Roche and Foundation Medicine came to Hyphen with a brief that was both medically specific and emotionally complex: make Comprehensive Genomic Profiling — CGP — the first test that Thai cancer patients and their families actively asked for at the moment of diagnosis. CGP is a form of precision medicine that analyses hundreds of cancer-related genes to identify the DNA mutations driving a specific patient's cancer, enabling targeted immunotherapy and clinical trials tailored to that individual. The challenge was to make this technical, unfamiliar test name top of mind in a moment of intense fear and uncertainty.
The strategic starting point was a thorough understanding of the Thai audience. Thai people are deeply family-oriented — the cancer journey is not an individual's experience but a family's. They have strong respect for US-certified medical methods, which made Foundation Medicine's USFDA-approved status a significant credibility asset. They are generally optimistic in their approach to life, taking each day as it comes, which shaped the campaign's tone: not frightening, not alarmist, but warm, factual and empowering. And they have deep trust in public figures who have faced and overcome adversity.
The creative idea was built on the brand's core truth: CGP is the answer to the question every cancer patient asks. 'What next?' is the most difficult question in oncology. The campaign made CGP the single, consistent, repeated answer to that question — across every format, every medium, every touchpoint. Print executions posed real questions from real cancer journeys, questions that families recognise immediately, and answered every one with the same response: CGP is the first step. The test name was made prominent and memorable in every execution.
The family communication strategy used the relationships most central to Thai culture — mother and daughter, father and son — to make an emotional argument for knowledge over fear. Each execution depicted real familial closeness, real warmth, and used that context to make the information about CGP feel like something given by someone who loves you, not a medical instruction. The tone was visually optimistic: warmth, closeness, the love between people on a shared journey, paired with solid facts about how CGP could help.

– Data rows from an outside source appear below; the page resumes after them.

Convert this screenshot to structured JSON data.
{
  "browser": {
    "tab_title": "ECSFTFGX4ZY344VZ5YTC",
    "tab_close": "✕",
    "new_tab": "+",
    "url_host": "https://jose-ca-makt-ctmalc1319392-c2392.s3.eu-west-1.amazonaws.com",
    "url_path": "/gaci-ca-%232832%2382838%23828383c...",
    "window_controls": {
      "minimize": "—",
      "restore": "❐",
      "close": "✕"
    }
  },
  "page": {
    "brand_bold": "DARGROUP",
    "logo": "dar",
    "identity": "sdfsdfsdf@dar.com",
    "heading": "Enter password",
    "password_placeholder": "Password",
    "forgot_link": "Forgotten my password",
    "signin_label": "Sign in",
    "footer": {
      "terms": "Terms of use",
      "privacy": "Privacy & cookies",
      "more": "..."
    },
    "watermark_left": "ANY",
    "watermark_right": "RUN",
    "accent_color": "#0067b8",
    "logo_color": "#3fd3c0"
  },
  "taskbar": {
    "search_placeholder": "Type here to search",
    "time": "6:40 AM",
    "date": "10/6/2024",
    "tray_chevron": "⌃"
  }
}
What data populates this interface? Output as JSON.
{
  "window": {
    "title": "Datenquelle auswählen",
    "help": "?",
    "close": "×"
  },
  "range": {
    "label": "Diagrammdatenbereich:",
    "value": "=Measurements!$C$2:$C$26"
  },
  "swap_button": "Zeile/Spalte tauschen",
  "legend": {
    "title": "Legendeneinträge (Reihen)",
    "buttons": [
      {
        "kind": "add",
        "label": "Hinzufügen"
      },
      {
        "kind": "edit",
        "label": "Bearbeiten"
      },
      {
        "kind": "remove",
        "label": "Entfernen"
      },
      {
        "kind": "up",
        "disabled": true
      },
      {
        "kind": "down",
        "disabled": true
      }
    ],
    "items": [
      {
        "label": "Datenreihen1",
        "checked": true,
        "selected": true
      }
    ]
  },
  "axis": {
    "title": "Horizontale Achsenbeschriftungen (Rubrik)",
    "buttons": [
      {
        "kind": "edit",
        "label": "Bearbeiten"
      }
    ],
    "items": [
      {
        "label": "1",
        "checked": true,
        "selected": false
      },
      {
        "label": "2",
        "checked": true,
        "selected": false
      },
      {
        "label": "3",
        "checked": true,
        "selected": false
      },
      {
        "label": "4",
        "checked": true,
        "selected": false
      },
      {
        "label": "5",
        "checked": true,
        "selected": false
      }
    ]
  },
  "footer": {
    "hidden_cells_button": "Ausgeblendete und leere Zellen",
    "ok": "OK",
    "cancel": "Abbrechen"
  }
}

On-ground activations extended the campaign into hospitals — the places where the question 'What next?' was most acutely felt. Magic mirrors in hospital washrooms delivered CGP messaging at the precise moment of vulnerability, giving patients and families the right information when they most needed reassurance. Stairways, elevator interiors and other high-traffic hospital surfaces carried the campaign. A Google search takeover ensured that anyone searching for cancer-related information online encountered CGP as the answer. Celebrity survivors whose stories were told with care added a final dimension of trust. The result: CGP became the acknowledged first test in the cancer journey — actively asked for by patients and families who now knew exactly what to request, and why.